Durante o período que ficou na casa da avó, Luana disse que assistia às aulas on-line (ela é aluna do 7o ano do ensino fundamental), fazia as tarefas de casa e no tempo livre gostava de ficar desenhando ou mexendo no celular. “Eu também chorava bastante, pois é muito ruim ficar longe de casa”. Luana disse ainda que nunca sofreu nenhum tipo de preconceito entre os colegas por seguir a religião candomblé.

O jurista Hedio Silva Junior, dirigente do Idafro (Instituto de Defesa dos Direitos das Religiões Afro-Brasileiras) e responsável pela defesa de Kate, comemorou a decisão. “Prevaleceu o direito, a Justiça, o princípio constitucional do Estado Democrático de Direito. Mas houve violações de direitos e os agentes serão responsabilizados nas esferas cível e criminal”, afirmou Silva.

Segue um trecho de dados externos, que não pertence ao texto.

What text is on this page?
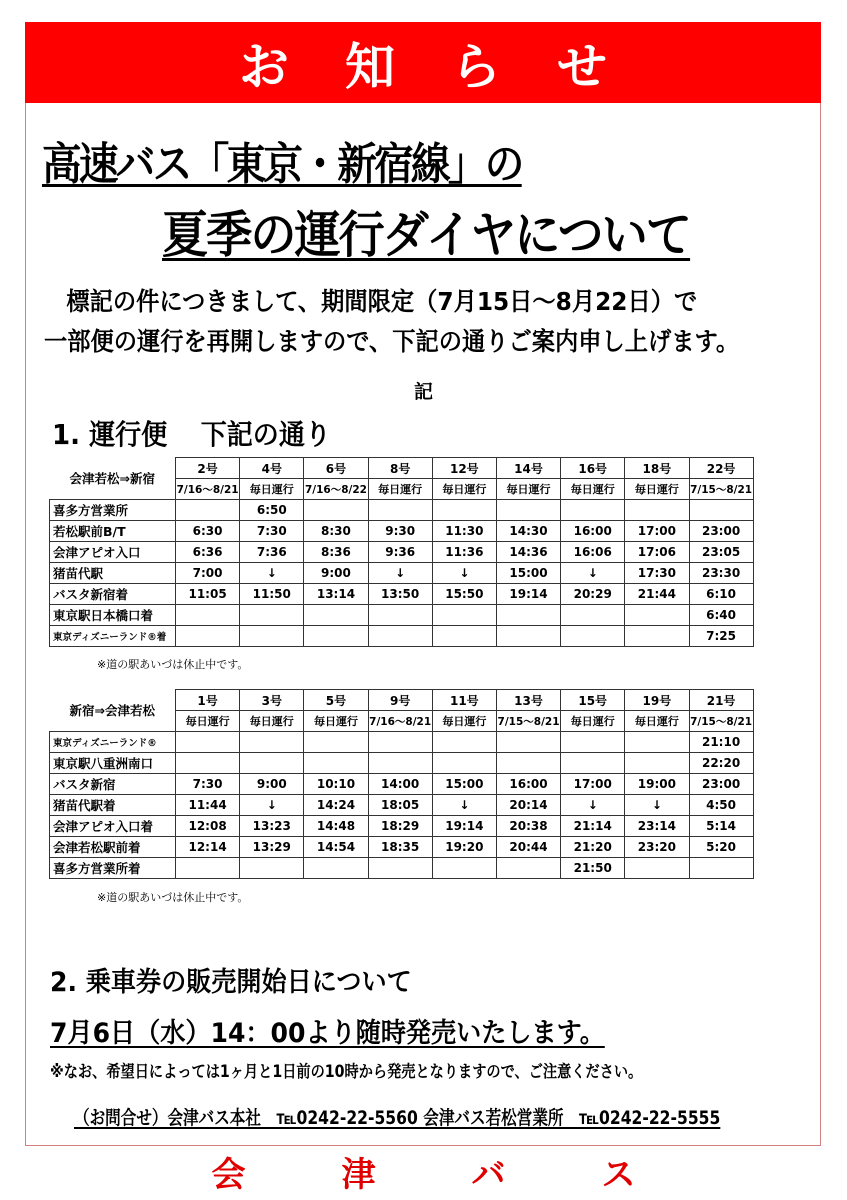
お 知 ら せ
高速バス「東京・新宿線」の
夏季の運行ダイヤについて
標記の件につきまして、期間限定（7月15日～8月22日）で
一部便の運行を再開しますので、下記の通りご案内申し上げます。
記
1. 運行便 下記の通り
会津若松⇒新宿	2号	4号	6号	8号	12号	14号	16号	18号	22号
	7/16～8/21	毎日運行	7/16～8/22	毎日運行	毎日運行	毎日運行	毎日運行	毎日運行	7/15～8/21
喜多方営業所		6:50							
若松駅前B/T	6:30	7:30	8:30	9:30	11:30	14:30	16:00	17:00	23:00
会津アピオ入口	6:36	7:36	8:36	9:36	11:36	14:36	16:06	17:06	23:05
猪苗代駅	7:00	↓	9:00	↓	↓	15:00	↓	17:30	23:30
バスタ新宿着	11:05	11:50	13:14	13:50	15:50	19:14	20:29	21:44	6:10
東京駅日本橋口着									6:40
東京ディズニーランド®着									7:25
※道の駅あいづは休止中です。
新宿⇒会津若松	1号	3号	5号	9号	11号	13号	15号	19号	21号
	毎日運行	毎日運行	毎日運行	7/16～8/21	毎日運行	7/15～8/21	毎日運行	毎日運行	7/15～8/21
東京ディズニーランド®									21:10
東京駅八重洲南口									22:20
バスタ新宿	7:30	9:00	10:10	14:00	15:00	16:00	17:00	19:00	23:00
猪苗代駅着	11:44	↓	14:24	18:05	↓	20:14	↓	↓	4:50
会津アピオ入口着	12:08	13:23	14:48	18:29	19:14	20:38	21:14	23:14	5:14
会津若松駅前着	12:14	13:29	14:54	18:35	19:20	20:44	21:20	23:20	5:20
喜多方営業所着							21:50		
※道の駅あいづは休止中です。
2. 乗車券の販売開始日について
7月6日（水）14：00より随時発売いたします。
※なお、希望日によっては1ヶ月と1日前の10時から発売となりますので、ご注意ください。
（お問合せ）会津バス本社　℡0242-22-5560 会津バス若松営業所　℡0242-22-5555
会	津	バ	ス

Para ele, ficou claro que o processo foi movido por intolerância religiosa, já que tudo aconteceu porque Luana, que segue o candomblé, estava reclusa no terreiro passando pelo ritual de iniciação na religião . “Foi uma vitória do povo de terreiro, uma vitória contra a intolerância religiosa e um sinal a mais de que juntos e conscientes o povo de axé é capaz de vencer a intolerância, a grandiosidade e a honra da nossa religião”, afirmou Silva. A história foi revelada por ÉPOCA na edição de 7 de agosto.